El miedo no lo paralizó.
Lo impulsó.
En otro punto de la ciudad, Vhalderion Morthaine recibía un informe.
—Hemos confirmado movimientos del emperador en Valenrith.
El duque sonrió.
—Qué conveniente.
—Y… —el informante dudó— rumores sobre un omega de cabello blanco.
La sonrisa se borró.
—¿Dónde?
—Cerca del distrito bajo.
Vhalderion apretó los dedos sobre la mesa.
—Así que sigues vivo —murmuró—. Como una plaga que se niega a desaparecer.
Se levantó.
—Preparen a los hombres.

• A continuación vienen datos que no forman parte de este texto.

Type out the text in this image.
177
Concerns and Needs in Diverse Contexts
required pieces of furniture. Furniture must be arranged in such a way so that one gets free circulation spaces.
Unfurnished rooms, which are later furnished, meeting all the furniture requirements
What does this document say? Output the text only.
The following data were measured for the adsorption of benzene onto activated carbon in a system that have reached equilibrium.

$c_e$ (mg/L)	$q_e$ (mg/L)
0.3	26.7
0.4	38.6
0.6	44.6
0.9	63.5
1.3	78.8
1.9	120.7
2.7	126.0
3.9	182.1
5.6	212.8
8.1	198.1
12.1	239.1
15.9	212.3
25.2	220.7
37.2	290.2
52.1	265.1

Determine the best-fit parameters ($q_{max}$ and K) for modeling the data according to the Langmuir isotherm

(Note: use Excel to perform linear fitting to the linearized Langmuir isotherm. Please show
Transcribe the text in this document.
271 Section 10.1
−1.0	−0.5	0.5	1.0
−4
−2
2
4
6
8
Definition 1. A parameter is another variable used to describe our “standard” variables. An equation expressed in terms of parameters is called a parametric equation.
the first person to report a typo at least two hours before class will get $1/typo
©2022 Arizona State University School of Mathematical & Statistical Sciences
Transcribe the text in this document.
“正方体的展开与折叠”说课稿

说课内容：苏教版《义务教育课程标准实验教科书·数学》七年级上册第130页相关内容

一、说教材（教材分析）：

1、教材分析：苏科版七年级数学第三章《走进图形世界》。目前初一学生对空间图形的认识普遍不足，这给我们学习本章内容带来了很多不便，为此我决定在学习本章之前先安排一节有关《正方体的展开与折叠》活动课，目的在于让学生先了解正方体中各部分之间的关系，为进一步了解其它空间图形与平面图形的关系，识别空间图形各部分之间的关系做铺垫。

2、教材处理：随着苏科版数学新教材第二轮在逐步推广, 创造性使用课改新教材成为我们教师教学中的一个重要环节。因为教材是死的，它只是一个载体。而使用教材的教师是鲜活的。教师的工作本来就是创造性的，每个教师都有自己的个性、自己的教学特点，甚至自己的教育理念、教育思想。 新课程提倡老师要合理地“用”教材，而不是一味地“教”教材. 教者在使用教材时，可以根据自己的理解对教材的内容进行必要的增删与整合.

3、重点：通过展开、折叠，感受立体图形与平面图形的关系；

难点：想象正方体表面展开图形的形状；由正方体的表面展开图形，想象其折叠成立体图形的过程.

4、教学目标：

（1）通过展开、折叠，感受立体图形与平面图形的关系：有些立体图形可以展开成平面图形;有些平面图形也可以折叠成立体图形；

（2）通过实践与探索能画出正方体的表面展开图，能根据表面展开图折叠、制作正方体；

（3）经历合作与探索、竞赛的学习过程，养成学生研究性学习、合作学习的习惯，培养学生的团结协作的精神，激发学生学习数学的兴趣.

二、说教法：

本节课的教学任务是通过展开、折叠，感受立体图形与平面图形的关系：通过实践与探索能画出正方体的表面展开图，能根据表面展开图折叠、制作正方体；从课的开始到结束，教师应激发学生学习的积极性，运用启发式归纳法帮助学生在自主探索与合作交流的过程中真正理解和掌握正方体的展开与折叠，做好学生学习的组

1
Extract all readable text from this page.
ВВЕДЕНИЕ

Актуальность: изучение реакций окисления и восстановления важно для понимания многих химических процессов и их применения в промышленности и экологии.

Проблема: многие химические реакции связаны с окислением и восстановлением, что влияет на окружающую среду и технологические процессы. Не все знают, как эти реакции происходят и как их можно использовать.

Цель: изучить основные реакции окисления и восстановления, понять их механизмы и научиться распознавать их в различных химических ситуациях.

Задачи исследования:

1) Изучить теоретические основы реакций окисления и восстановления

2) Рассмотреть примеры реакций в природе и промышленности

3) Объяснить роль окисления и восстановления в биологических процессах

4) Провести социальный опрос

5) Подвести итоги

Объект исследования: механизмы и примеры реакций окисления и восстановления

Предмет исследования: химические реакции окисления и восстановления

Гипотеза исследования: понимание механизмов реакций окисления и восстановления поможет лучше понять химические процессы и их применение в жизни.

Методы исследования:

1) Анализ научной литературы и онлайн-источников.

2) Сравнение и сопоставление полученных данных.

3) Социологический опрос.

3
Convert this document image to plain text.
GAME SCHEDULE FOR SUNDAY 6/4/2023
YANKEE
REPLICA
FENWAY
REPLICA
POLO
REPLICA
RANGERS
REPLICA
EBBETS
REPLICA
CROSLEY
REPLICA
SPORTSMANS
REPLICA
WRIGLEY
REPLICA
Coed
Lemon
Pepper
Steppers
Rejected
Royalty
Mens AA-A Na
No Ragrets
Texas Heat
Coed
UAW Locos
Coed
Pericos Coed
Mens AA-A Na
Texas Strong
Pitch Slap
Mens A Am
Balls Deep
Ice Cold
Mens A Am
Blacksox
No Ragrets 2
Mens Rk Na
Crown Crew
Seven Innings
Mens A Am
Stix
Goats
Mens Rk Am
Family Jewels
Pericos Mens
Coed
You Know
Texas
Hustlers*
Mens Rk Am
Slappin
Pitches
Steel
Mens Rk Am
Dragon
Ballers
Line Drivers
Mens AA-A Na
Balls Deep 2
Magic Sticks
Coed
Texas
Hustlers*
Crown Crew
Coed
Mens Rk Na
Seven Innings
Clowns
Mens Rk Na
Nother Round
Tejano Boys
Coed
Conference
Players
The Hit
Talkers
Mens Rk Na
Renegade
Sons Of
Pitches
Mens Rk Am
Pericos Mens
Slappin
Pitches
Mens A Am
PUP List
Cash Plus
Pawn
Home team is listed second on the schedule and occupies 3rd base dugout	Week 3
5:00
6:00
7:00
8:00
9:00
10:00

Esta vez no habrá errores.
—¿Y si el emperador interviene?
Los ojos del duque se volvieron oscuros.
—Entonces le recordaré —dijo— quién ensució primero este imperio.
Cuando Kael regresó, encontró a Aelion pálido, pero decidido.
—Kael —dijo—. Si algún día descubro algo que pueda destruir el imperio… ¿me detendrás?
Kael frunció el ceño.
—Depende —respondió—. ¿Destruirlo para qué?
Aelion lo miró directo a los ojos.
—Para salvarlo.
Kael sostuvo esa mirada.
Y por primera vez desde que tomó la corona, sintió que no estaba solo frente al abismo.
—Entonces —dijo finalmente— estaré a tu lado.
Aelion sonrió, y en esa sonrisa había miedo… pero también esperanza.
Muy lejos, en la torre abandonada, una cadena oxidada cayó al suelo.
El pasado comenzaba a resquebrajarse.